Moved but for myself, also, enraged. Cryonics, this technological straw at which desperate people are encouraged to clutch, surely stands among the most cynical industries of our times.
I mean, organised religion might trade on the apparently desirable notion of life eternal, but at least full benefits are available for only the price of prayer and basic observance of stated terms and conditions.
Just the entry level model of this oversold secular escape from mortal constraints, by contrast, weighs in at £37k, and only the truest believer can realistically expect the contents not to differ wildly to those depicted on the box.

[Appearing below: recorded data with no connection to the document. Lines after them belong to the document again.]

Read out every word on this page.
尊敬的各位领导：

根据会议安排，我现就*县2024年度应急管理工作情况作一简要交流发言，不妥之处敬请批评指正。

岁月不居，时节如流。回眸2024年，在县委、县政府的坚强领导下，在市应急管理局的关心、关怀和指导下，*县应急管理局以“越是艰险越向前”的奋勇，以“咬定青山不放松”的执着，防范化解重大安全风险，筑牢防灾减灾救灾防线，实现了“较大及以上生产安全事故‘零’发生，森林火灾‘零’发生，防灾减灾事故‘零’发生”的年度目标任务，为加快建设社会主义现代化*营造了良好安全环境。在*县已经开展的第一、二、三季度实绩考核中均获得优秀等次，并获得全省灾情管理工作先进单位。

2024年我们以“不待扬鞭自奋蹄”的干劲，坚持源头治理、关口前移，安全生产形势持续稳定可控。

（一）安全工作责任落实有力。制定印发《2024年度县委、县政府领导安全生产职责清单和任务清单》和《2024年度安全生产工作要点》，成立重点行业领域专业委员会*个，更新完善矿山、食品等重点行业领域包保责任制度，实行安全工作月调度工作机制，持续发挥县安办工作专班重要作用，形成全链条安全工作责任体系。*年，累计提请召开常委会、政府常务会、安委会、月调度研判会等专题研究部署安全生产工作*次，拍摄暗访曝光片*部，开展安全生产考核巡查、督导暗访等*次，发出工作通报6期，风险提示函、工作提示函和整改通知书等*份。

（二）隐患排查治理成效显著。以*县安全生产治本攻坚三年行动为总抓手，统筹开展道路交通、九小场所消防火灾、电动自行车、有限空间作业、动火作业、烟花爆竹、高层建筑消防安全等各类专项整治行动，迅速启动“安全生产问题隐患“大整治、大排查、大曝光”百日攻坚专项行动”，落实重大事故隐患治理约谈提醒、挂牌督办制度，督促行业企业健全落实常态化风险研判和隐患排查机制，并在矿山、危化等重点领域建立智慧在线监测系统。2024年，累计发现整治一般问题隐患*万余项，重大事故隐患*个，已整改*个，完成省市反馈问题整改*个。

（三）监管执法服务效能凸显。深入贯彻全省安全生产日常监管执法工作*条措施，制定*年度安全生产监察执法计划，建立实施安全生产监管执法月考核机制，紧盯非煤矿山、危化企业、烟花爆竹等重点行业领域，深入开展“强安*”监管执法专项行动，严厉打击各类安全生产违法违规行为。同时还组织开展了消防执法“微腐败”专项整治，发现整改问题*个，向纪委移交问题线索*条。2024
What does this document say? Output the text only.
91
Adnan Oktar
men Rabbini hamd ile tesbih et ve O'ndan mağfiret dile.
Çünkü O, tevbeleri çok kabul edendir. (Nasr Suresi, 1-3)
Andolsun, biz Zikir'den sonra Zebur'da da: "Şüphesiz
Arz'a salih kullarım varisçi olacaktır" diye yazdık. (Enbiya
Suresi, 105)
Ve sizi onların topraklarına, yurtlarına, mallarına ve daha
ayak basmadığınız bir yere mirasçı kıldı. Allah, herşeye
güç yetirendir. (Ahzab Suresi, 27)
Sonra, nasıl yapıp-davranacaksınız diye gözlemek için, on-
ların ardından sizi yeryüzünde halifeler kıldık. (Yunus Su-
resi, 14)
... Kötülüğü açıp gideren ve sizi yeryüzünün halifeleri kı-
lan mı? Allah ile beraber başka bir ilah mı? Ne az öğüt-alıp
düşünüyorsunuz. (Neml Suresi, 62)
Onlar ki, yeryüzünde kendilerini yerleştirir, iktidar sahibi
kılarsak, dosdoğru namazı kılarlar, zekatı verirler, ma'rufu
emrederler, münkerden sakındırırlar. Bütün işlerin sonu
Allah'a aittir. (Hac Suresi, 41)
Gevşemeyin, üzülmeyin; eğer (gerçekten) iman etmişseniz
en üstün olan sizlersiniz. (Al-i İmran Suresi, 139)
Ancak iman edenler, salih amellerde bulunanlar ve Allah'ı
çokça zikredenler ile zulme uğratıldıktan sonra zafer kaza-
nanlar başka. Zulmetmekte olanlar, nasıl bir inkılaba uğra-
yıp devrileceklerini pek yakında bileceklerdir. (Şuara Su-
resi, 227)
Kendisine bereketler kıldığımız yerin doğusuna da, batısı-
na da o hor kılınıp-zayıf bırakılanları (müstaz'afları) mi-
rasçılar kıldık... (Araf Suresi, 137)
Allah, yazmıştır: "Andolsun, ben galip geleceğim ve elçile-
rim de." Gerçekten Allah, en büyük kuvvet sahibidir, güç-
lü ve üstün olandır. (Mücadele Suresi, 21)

This is the amount the girl’s family – who, the court heard, are by no means well-off – got skinned to have their daughter frozen across the Atlantic in perpetuity. And, I fear, in futility.
Don’t get me wrong. I’m not saying the technology will never exist to freeze then revive and treat an incurably ill human body years, maybe centuries in the future.
Only a fool or one oblivious to the rapid pace of technological advance this past 40 years could say that. Who knows, it might even one day be possible to revive those frozen by 20th and 21st century methods which will, undoubtedly, be regarded as hilariously primitive within a few short years.
My problem, however, is this idea that the person who went into the liquid nitrogen will in any sense be the same as the one which comes out. Call it the soul, the personality, the conscious self, the whatever, but the fundamentals of what makes you ‘you’ is not in any sense freezable. This ‘essence’ is not a glorified piece of machinery, an arrangement of organic valves, piping, circuitry, etc, like a foot or a spleen.
It is an evolved consequence of our happening physical selves, not a component. A ghost in the machine lacking any substance to freeze. Hopefully this tragic lass at least drew some comfort from the belief this route might afford her a chance to avert cruel fate.
But cold comfort indeed to those now mourning her eternal loss and a five-figure bill.